Speeding Up Data Preprocessing for Machine Learning - MATLAB & Simulink

Ebook

Chapter 1

Exploring Data


This ebook demonstrates the tasks involved to preprocess data used for machine learning algorithms in MATLAB®.

If you have worked with machine learning, you know that you must preprocess the data. You also know that this can be a tedious process when handled manually. You need to be able to make updates to preprocessing scripts within a framework that allows you to quickly evaluate the impact of changes on the accuracy of the machine learning model.

If you think back to early math classes, there were clear rules on the order of operations (PEMDAS), remembered with mnemonics like “Please Excuse My Dear Aunt Sally.” Whether your type of problem concerns apples or mortgage rates, you know that 2 * (6+4)2 = 200.

The order of operations for data preprocessing tasks is not so straightforward. There are few hard and fast rules when it comes to what order you should do tasks, but every problem has its own factors that may affect what comes first.

Before data can be preprocessed, you need to know which preprocessing tasks are needed. Querying, visualizing, and otherwise exploring your data will provide insight into where you should focus your effort and lead to an iterative workflow in which exploration informs preprocessing. Repeat this process until exploration no longer yields issues that need to be addressed.

Workflow diagram

To keep track of the iterations through this workflow, it is helpful to keep track of preprocessing operations in a script. This also makes it easier to adjust the order of your preprocessing steps, as the resulting preprocessed data may vary depending on the order in which preprocessing steps were applied.

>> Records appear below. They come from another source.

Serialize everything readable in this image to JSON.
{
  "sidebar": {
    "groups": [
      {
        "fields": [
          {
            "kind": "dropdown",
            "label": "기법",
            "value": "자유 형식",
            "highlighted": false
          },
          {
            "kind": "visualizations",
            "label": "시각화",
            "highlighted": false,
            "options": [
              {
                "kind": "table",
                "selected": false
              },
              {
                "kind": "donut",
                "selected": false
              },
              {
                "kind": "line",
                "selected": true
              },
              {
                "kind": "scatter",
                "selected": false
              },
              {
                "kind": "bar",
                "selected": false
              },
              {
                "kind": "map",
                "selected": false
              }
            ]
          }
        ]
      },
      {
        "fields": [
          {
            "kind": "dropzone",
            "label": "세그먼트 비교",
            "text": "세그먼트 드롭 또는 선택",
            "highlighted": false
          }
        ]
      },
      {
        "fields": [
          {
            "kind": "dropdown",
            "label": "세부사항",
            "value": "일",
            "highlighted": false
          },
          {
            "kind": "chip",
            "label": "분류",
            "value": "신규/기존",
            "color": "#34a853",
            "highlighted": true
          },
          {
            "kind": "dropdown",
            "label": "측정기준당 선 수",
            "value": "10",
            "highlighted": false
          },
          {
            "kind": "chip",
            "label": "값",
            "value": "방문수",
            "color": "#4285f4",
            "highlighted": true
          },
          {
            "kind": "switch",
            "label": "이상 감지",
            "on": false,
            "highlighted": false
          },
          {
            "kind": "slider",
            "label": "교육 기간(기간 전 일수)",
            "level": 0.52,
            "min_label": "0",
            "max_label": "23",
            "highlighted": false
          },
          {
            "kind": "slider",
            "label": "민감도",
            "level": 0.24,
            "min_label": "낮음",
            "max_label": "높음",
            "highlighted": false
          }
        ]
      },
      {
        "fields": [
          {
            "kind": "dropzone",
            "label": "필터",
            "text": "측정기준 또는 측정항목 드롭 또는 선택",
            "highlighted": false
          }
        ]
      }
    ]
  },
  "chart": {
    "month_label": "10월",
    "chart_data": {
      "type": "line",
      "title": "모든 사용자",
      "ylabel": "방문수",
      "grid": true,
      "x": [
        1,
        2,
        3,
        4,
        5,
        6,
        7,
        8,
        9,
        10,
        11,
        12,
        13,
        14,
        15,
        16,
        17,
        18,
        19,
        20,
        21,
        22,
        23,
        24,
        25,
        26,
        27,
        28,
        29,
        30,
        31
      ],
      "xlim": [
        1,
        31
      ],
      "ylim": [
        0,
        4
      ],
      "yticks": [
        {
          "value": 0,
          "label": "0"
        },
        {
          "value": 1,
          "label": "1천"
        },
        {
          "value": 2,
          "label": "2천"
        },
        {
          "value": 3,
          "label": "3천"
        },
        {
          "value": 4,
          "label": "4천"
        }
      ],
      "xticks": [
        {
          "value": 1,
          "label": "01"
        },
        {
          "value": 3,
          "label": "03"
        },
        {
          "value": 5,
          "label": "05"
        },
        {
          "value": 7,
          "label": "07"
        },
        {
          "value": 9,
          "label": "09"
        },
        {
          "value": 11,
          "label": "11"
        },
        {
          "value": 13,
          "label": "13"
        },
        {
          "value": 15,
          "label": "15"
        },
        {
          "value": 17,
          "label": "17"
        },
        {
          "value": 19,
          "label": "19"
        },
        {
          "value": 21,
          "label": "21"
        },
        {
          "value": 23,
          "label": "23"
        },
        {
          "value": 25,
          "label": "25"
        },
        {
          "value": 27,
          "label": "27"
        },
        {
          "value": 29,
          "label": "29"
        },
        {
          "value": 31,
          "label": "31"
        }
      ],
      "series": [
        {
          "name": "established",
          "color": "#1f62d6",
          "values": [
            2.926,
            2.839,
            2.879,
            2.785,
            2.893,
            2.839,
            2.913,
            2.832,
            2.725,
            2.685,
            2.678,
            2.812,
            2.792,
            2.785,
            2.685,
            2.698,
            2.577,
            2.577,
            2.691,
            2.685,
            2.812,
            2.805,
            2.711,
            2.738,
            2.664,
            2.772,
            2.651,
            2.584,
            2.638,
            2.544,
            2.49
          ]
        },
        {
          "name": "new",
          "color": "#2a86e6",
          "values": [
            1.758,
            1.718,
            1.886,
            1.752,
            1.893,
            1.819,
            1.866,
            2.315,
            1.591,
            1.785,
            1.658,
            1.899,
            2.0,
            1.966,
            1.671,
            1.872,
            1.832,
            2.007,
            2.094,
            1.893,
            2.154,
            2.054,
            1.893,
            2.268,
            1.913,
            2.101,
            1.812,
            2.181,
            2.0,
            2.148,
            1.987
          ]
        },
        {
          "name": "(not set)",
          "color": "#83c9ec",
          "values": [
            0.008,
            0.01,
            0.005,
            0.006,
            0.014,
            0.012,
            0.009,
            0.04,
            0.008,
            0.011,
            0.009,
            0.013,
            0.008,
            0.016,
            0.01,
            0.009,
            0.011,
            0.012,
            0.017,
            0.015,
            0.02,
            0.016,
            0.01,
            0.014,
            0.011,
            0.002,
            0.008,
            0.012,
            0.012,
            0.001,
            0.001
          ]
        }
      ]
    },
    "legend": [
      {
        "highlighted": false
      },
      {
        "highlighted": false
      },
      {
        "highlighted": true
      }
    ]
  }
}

Let’s look at an example MATLAB script for preprocessing data.

section

Create Data That Needs Preprocessing

% Create a sine wave with noise
% and remove some of the values
% so they're missing.

rng default;
t = 0:0.01:5;
y = sin(t) + randn(size(t));
missingIdx = randi([1 length(y)],100,1);
y(missingIdx) = NaN;

% Plot the data. You can see gaps
% in the plot that represent the
% missing data.

figure;
plot(t,y)
Graph data with gaps
section

Preprocess Missing Values

% Use the fillmissing function
% with linear interpolation to
% fill the gaps in the data.

y_filled = fillmissing(y, "linear");

% Add the filled data to the
% plot. You can see that the
% gaps are now filled.

hold on;
plot(t, y_filled, ':r')
Graph data with filled gaps
section

Clean Missing Data with a Live Editor Task

Alternatively, you could use a Live Editor task to perform this preprocessing. Live Editor tasks can be found in the MATLAB toolbar under the Live Editor > Task drop-down. The Clean Missing Data Live Editor task shows a plot of the cleaned data and missing values that were filled. It also presents the various methods that can be used to clean the data.

section

Smooth Data

Next you can use the Smooth Data Live Editor task to smooth the noise. Apply a Gaussian filter with a moving window of width 1.

In this script, the missing data was cleaned before the smoothing was applied. But this might not always be the best choice. Because all of the steps are captured in the script, it would be easy to go back and move sections around to see what effect changing the preprocessing order has on the results.